Topic Analysis of Marc Andreessen’s Tweets

languagehacker · on Jan 16, 2015

Get back to me when the implementation can group the topic words into a decent summary.

The rest of it is pretty bush league.

dev1n · on Jan 17, 2015

So I did some research and found a way to access article body text without having to use diffbot so that'll be fun. I found a python wrapper for boilerpipe [1] so I plan on redoing this analysis. The amount of data I had to work with was pathetic. This time around I'll utilize jv22222 's suggestion on how to get the hyperlinks out of the tweets too. Thanks all! This was fun :)

[1]: https://github.com/misja/python-boilerpipe

hnriot · on Jan 16, 2015

you'll also notice some editorializing the topics (venture -> venture capital)

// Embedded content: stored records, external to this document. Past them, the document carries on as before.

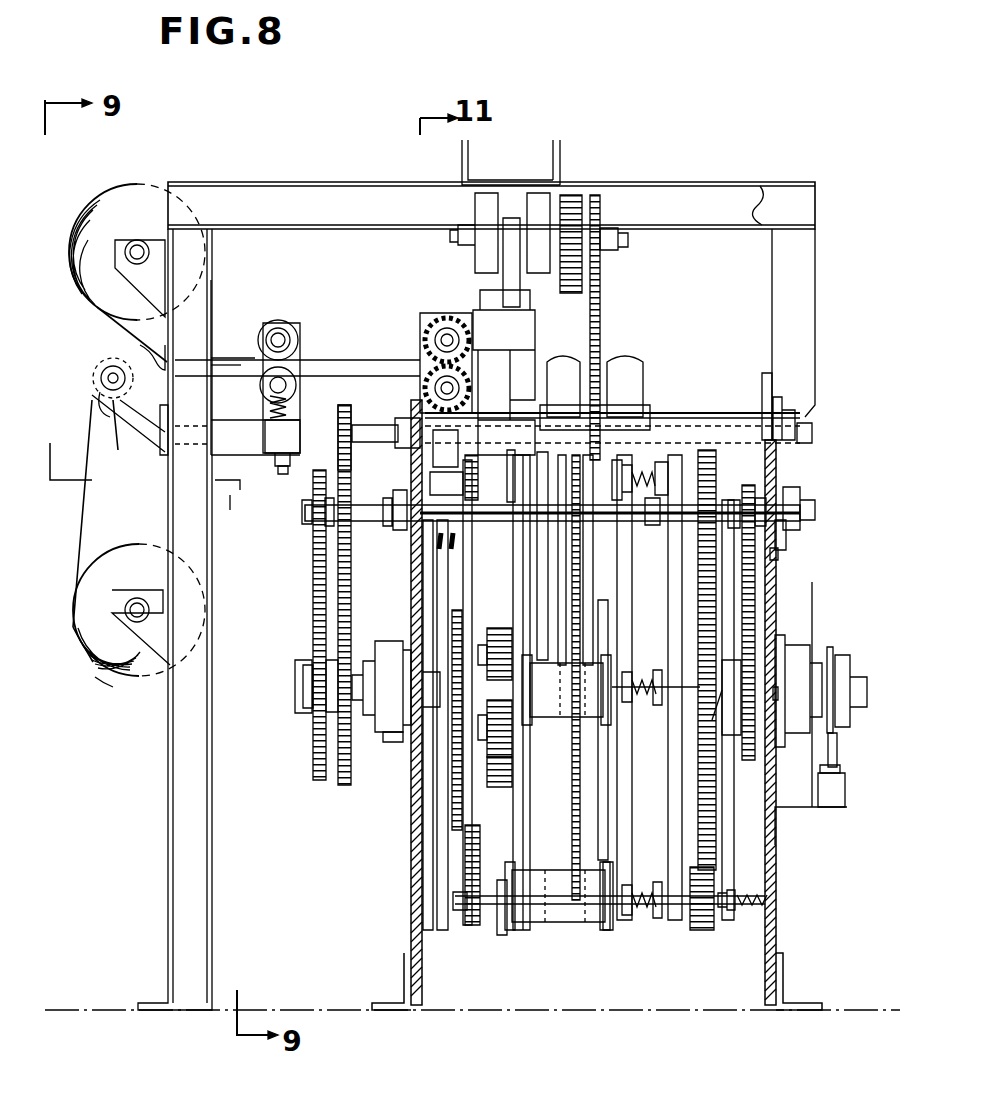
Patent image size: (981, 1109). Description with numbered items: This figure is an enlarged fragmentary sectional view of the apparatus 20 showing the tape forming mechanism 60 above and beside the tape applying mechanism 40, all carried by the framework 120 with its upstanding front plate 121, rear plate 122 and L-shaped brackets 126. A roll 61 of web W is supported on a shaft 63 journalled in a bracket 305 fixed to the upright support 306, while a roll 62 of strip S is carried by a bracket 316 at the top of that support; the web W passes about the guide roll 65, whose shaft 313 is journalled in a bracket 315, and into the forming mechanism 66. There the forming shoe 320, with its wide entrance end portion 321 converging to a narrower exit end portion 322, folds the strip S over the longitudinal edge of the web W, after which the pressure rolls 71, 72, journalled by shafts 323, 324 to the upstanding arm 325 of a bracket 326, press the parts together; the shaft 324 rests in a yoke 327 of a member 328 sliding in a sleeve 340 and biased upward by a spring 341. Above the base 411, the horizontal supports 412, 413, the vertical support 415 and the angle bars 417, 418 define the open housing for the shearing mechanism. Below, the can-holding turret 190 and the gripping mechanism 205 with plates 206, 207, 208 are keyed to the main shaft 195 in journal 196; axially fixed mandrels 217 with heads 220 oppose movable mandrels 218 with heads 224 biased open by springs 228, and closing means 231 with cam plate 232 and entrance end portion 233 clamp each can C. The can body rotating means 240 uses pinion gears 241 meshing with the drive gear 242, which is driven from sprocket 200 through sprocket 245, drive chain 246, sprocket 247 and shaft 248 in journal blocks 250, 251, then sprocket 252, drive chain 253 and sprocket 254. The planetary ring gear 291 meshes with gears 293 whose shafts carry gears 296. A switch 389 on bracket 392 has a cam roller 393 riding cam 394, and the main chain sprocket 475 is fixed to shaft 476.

The apparatus 20 is at (153, 1027).
The tape applying mechanism 40 is at (588, 990).
The tape forming mechanism 60 is at (294, 298).
The roll 61 is at (72, 620).
The roll 62 is at (130, 193).
The shaft 63 is at (95, 667).
The guide roll 65 is at (100, 400).
The forming mechanism 66 is at (232, 330).
The pressure roll 71 is at (300, 322).
The pressure roll 72 is at (381, 418).
The framework 120 is at (275, 182).
The front plate 121 is at (770, 596).
The rear plate 122 is at (411, 864).
The L-shaped bracket 126 is at (398, 981).
The can-holding turret 190 is at (583, 600).
The main shaft 195 is at (347, 735).
The journal 196 is at (393, 745).
The sprocket 200 is at (355, 645).
The gripping mechanism 205 is at (522, 935).
The plate 206 is at (455, 885).
The plate 207 is at (620, 763).
The plate 208 is at (667, 792).
The mandrel 217 is at (498, 508).
The mandrel 218 is at (612, 458).
The head 220 is at (522, 464).
The head 224 is at (595, 492).
The spring 228 is at (648, 512).
The closing means 231 is at (726, 920).
The cam plate 232 is at (745, 862).
The entrance end portion 233 is at (748, 640).
The can body rotating means 240 is at (700, 940).
The pinion gear 241 is at (697, 670).
The drive gear 242 is at (697, 602).
The sprocket 245 is at (298, 720).
The drive chain 246 is at (311, 567).
The sprocket 247 is at (311, 527).
The shaft 248 is at (370, 505).
The journal block 250 is at (426, 564).
The journal block 251 is at (798, 492).
The sprocket 252 is at (785, 529).
The drive chain 253 is at (753, 573).
The sprocket 254 is at (798, 643).
The ring gear 291 is at (458, 637).
The gear 293 is at (453, 608).
The gear 296 is at (502, 792).
The bracket 305 is at (120, 595).
The upright support 306 is at (208, 800).
The shaft 313 is at (98, 374).
The bracket 315 is at (118, 427).
The bracket 316 is at (115, 256).
The forming shoe 320 is at (230, 385).
The entrance end portion 321 is at (142, 350).
The exit end portion 322 is at (255, 332).
The shaft 323 is at (290, 337).
The shaft 324 is at (284, 362).
The upstanding arm 325 is at (328, 424).
The bracket 326 is at (300, 500).
The yoke 327 is at (268, 402).
The member 328 is at (273, 467).
The sleeve 340 is at (268, 429).
The spring 341 is at (288, 470).
The switch 389 is at (845, 793).
The bracket 392 is at (818, 833).
The cam roller 393 is at (825, 738).
The cam 394 is at (833, 660).
The base 411 is at (670, 415).
The horizontal support 412 is at (744, 207).
The horizontal support 413 is at (308, 214).
The vertical support 415 is at (795, 310).
The angle bar 417 is at (480, 173).
The angle bar 418 is at (565, 173).
The sprocket 475 is at (350, 450).
The shaft 476 is at (812, 437).
The strip S is at (109, 322).
The web W is at (85, 497).
The can C is at (562, 688).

the lda features are already grouped, that's exactly what an LDA does, however, translating a group of words into a "summary" (whatever that is) is non trivial. You'd find need to define what you're looking for. A visual summary for example might for example be a word cloud, another might be the use of ontology tagging if you consider those a salient summary.

mahouse · on Jan 16, 2015

So the 70% of the article explains the process of getting a list of URLs? Switch to Tweepy, please.

jv22222 · on Jan 17, 2015

Full links are a available as entity references in each tweet in the api.